He cited a number of U.S.-supported programs that help promote productive international scientific cooperation. Those efforts include, as only a few examples, the Science Technology Innovation Expert Partnership, which links U.S. researchers with foreign audiences; the NeXXt Scholars Program, an effort to help young women from Muslim-majority countries as well as the United States to pursue undergraduate science-related degrees from U.S. women's colleges; and LAUNCH, which supports innovative approaches to global sustainability challenges.
Another panelist, Herman Winick, a retired physicist with the Stanford University Department of Applied Physics, now focuses on supporting the Synchrotron-light for Experimental Science and Applications in the Middle East (SESAME), a joint effort involving nine countries. The particle accelerator, under construction in Jordan, illustrates how national security concerns can be appropriately managed to promote multi-national research goals, he said.
Colglazier noted that the United States must remain alert to the risk of new threats and security challenges. But, he added: "The United States has much to gain from global scientific engagement and from helping to develop more knowledge- and innovation-based societies around the world.
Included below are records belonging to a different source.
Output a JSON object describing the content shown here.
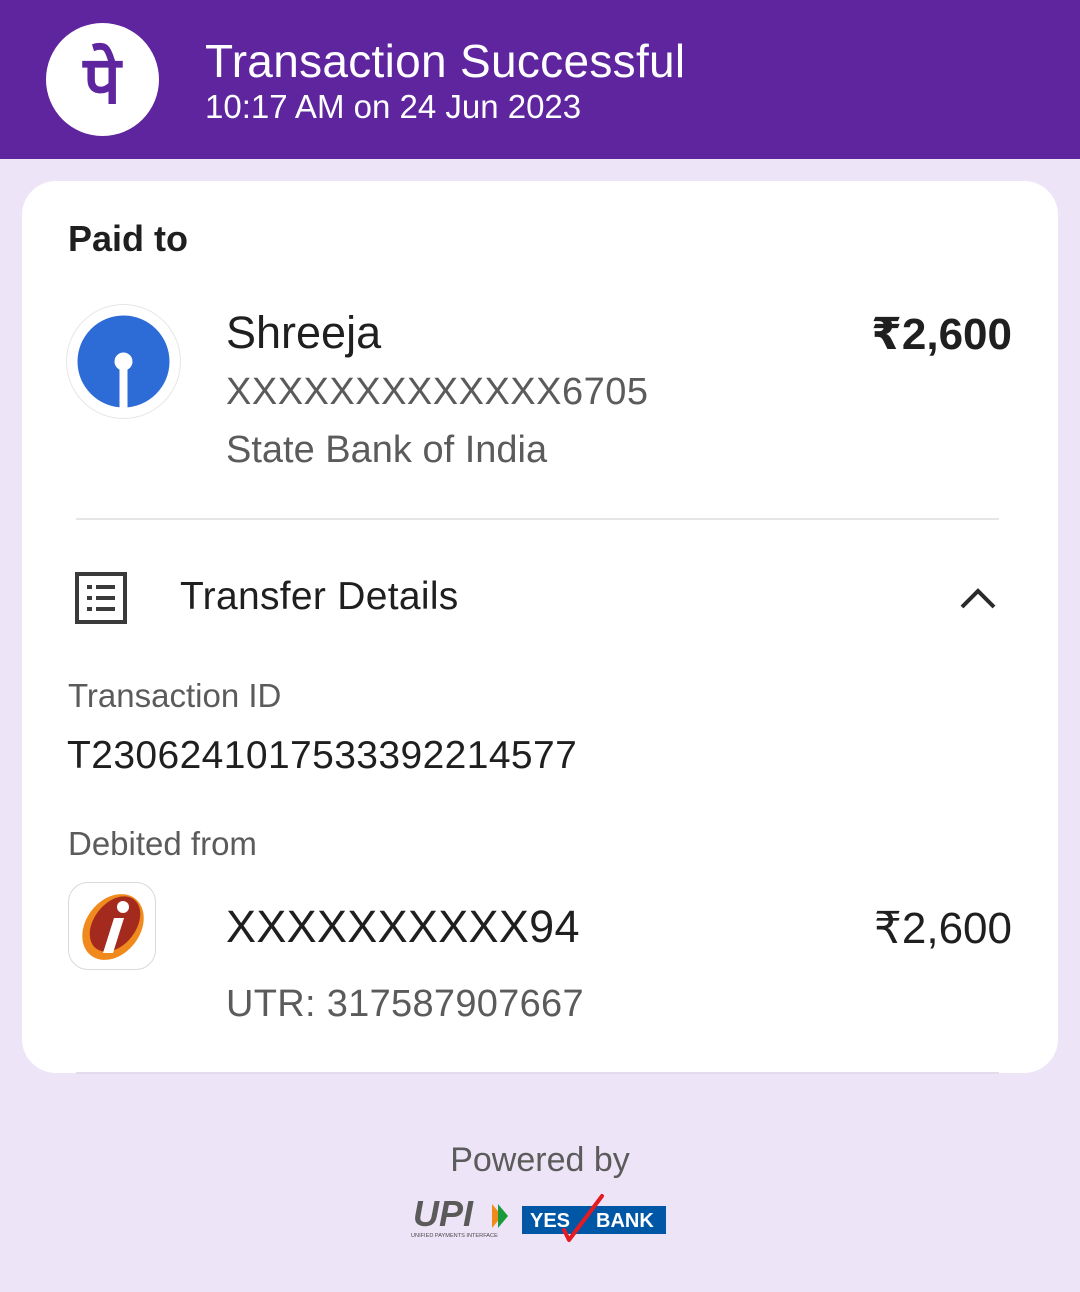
{
  "header": {
    "title": "Transaction Successful",
    "subtitle": "10:17 AM on 24 Jun 2023",
    "logo_glyph": "पे",
    "logo_icon": "phonepe-logo-icon"
  },
  "paid_to": {
    "label": "Paid to",
    "name": "Shreeja",
    "account": "XXXXXXXXXXXXX6705",
    "bank": "State Bank of India",
    "amount": "₹2,600",
    "bank_icon": "sbi-logo-icon"
  },
  "transfer_details": {
    "title": "Transfer Details",
    "icon": "list-document-icon",
    "toggle_icon": "chevron-up-icon",
    "transaction_id_label": "Transaction ID",
    "transaction_id": "T2306241017533392214577",
    "debited_from_label": "Debited from",
    "debit_account": "XXXXXXXXXX94",
    "debit_amount": "₹2,600",
    "utr": "UTR: 317587907667",
    "debit_bank_icon": "icici-logo-icon"
  },
  "footer": {
    "powered_by": "Powered by",
    "upi_logo_text": "UPI",
    "upi_tagline": "UNIFIED PAYMENTS INTERFACE",
    "yes_bank_text_1": "YES",
    "yes_bank_text_2": "BANK"
  },
  "colors": {
    "brand_purple": "#5f259f",
    "page_background": "#ede4f7",
    "sbi_blue": "#2d6bd6",
    "icici_orange": "#f08a1c",
    "icici_maroon": "#a52a1e",
    "yes_bank_blue": "#0057a6",
    "yes_bank_red": "#e31b23"
  }
}
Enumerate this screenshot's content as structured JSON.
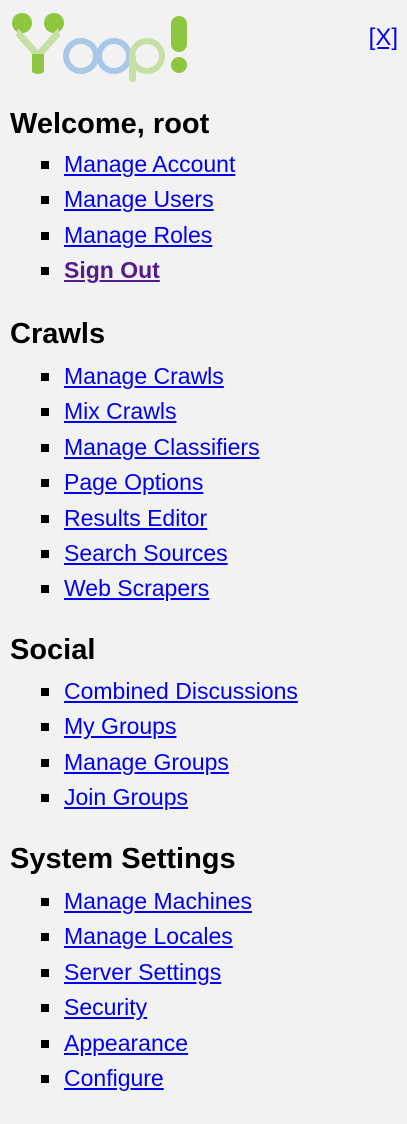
{
  "brand": {
    "logo_text": "Yioop!",
    "colors": {
      "logo_green": "#8dc63f",
      "logo_light_green": "#c5e0a5",
      "logo_blue": "#6f9ecf",
      "logo_light_blue": "#a9c8e8",
      "link": "#0000ee",
      "visited_link": "#551a8b",
      "panel_background": "#f2f2f2"
    }
  },
  "close": {
    "label": "[X]"
  },
  "sections": [
    {
      "heading": "Welcome, root",
      "items": [
        {
          "label": "Manage Account"
        },
        {
          "label": "Manage Users"
        },
        {
          "label": "Manage Roles"
        },
        {
          "label": "Sign Out",
          "state": "visited-bold"
        }
      ]
    },
    {
      "heading": "Crawls",
      "items": [
        {
          "label": "Manage Crawls"
        },
        {
          "label": "Mix Crawls"
        },
        {
          "label": "Manage Classifiers"
        },
        {
          "label": "Page Options"
        },
        {
          "label": "Results Editor"
        },
        {
          "label": "Search Sources"
        },
        {
          "label": "Web Scrapers"
        }
      ]
    },
    {
      "heading": "Social",
      "items": [
        {
          "label": "Combined Discussions"
        },
        {
          "label": "My Groups"
        },
        {
          "label": "Manage Groups"
        },
        {
          "label": "Join Groups"
        }
      ]
    },
    {
      "heading": "System Settings",
      "items": [
        {
          "label": "Manage Machines"
        },
        {
          "label": "Manage Locales"
        },
        {
          "label": "Server Settings"
        },
        {
          "label": "Security"
        },
        {
          "label": "Appearance"
        },
        {
          "label": "Configure"
        }
      ]
    }
  ]
}
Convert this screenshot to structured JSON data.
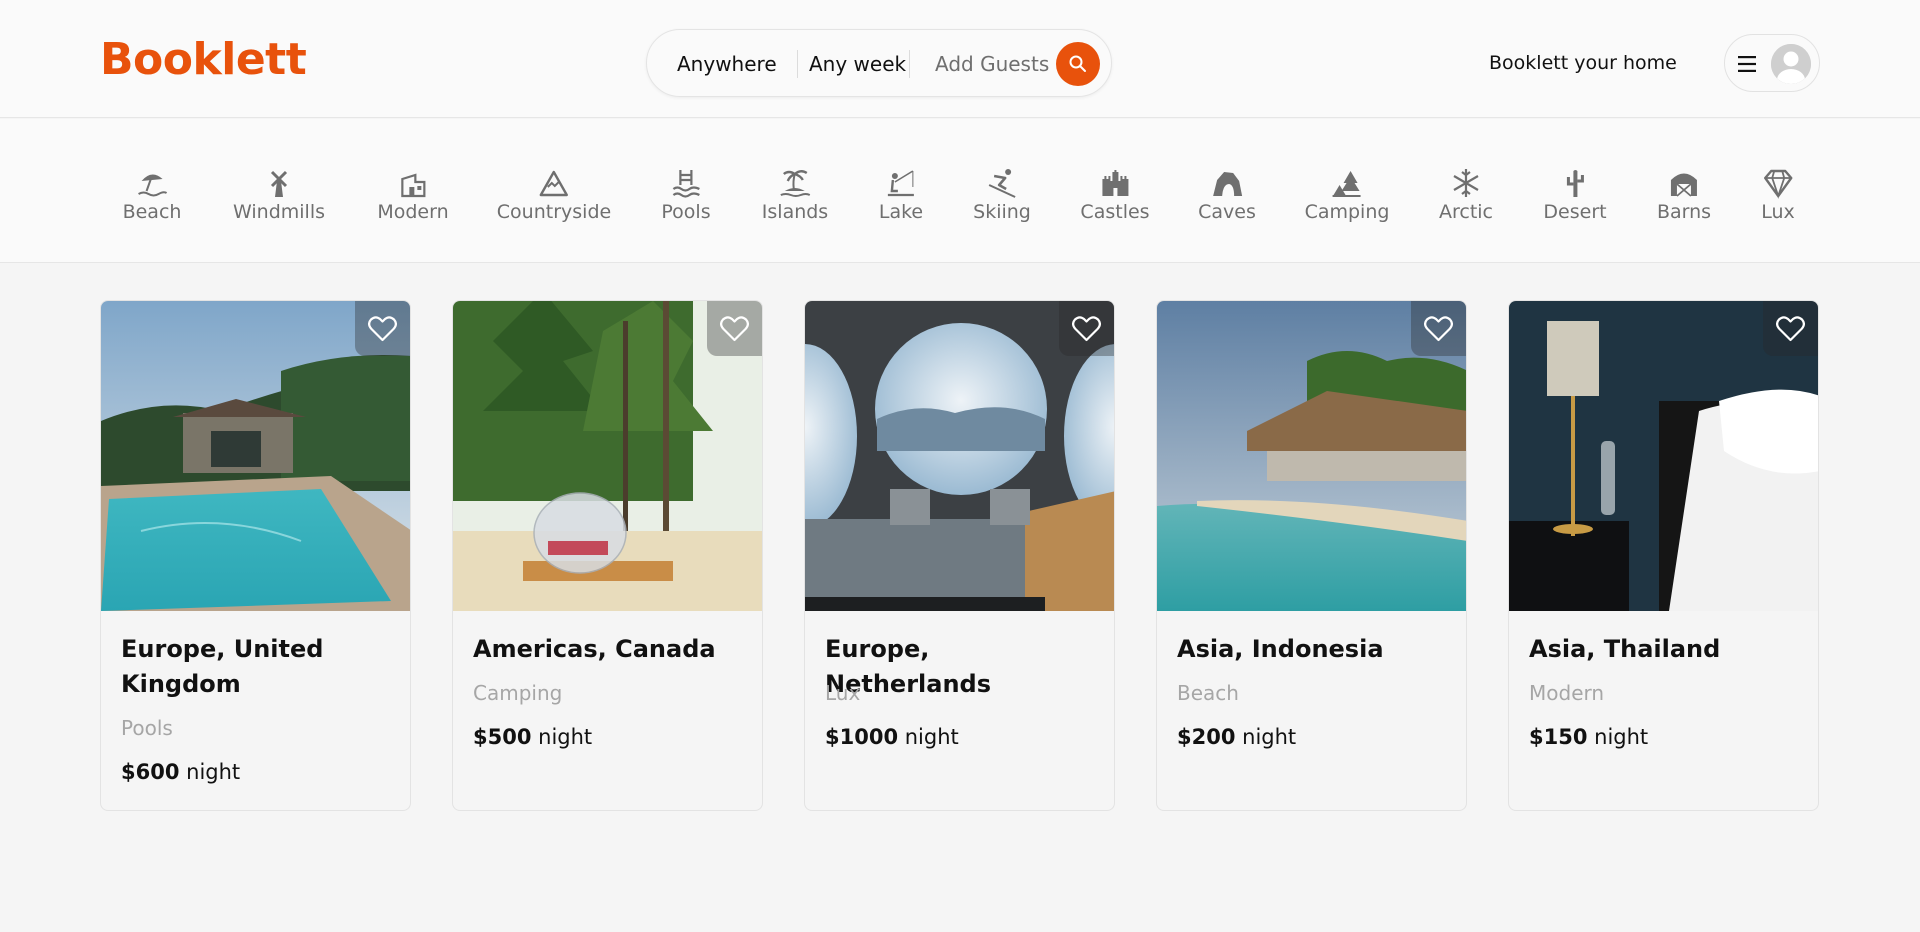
{
  "brand": {
    "name": "Booklett",
    "accent": "#e8520c"
  },
  "search": {
    "where": "Anywhere",
    "when": "Any week",
    "guests": "Add Guests"
  },
  "header": {
    "host_link": "Booklett your home"
  },
  "categories": [
    {
      "label": "Beach",
      "icon": "beach-umbrella-icon"
    },
    {
      "label": "Windmills",
      "icon": "windmill-icon"
    },
    {
      "label": "Modern",
      "icon": "modern-house-icon"
    },
    {
      "label": "Countryside",
      "icon": "mountain-icon"
    },
    {
      "label": "Pools",
      "icon": "pool-ladder-icon"
    },
    {
      "label": "Islands",
      "icon": "island-palm-icon"
    },
    {
      "label": "Lake",
      "icon": "fishing-icon"
    },
    {
      "label": "Skiing",
      "icon": "skier-icon"
    },
    {
      "label": "Castles",
      "icon": "castle-icon"
    },
    {
      "label": "Caves",
      "icon": "cave-icon"
    },
    {
      "label": "Camping",
      "icon": "tent-tree-icon"
    },
    {
      "label": "Arctic",
      "icon": "snowflake-icon"
    },
    {
      "label": "Desert",
      "icon": "cactus-icon"
    },
    {
      "label": "Barns",
      "icon": "barn-icon"
    },
    {
      "label": "Lux",
      "icon": "diamond-icon"
    }
  ],
  "listings": [
    {
      "location": "Europe, United Kingdom",
      "category": "Pools",
      "price": "$600",
      "unit": "night"
    },
    {
      "location": "Americas, Canada",
      "category": "Camping",
      "price": "$500",
      "unit": "night"
    },
    {
      "location": "Europe, Netherlands",
      "category": "Lux",
      "price": "$1000",
      "unit": "night"
    },
    {
      "location": "Asia, Indonesia",
      "category": "Beach",
      "price": "$200",
      "unit": "night"
    },
    {
      "location": "Asia, Thailand",
      "category": "Modern",
      "price": "$150",
      "unit": "night"
    }
  ]
}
Since knowledge is not a zero-sum game, all boats rise with the tide."
The AAAS Science and Human Rights Coalition has been working since 2009 to engage scientists and engineers in defining and advancing Article 15. In a 14 June 2013 article in Science, AAAS Associate Program Director Jessica Wyndham and co-author Audrey Chapman noted that key conceptual questions must be answered before Article 15 can be fully realized. For example, they asked, "What kind of infrastructure and policies are required to implement the right?" Wyndham said, after the 11 July event, that the International Covenant on Economic, Social and Cultural Rights recognizes an array of human rights, and while U.S. ratification seems unlikely for now, many of the principles contained in the treaty do currently and may increasingly inform U.S. policy and programs.
The AAAS Science and Human Rights Coalition is a network of scientific and engineering organizations that recognize a role for scientists and engineers in human rights. The Coalition is an activity of the association's Scientific Responsibility, Human Rights and Law program.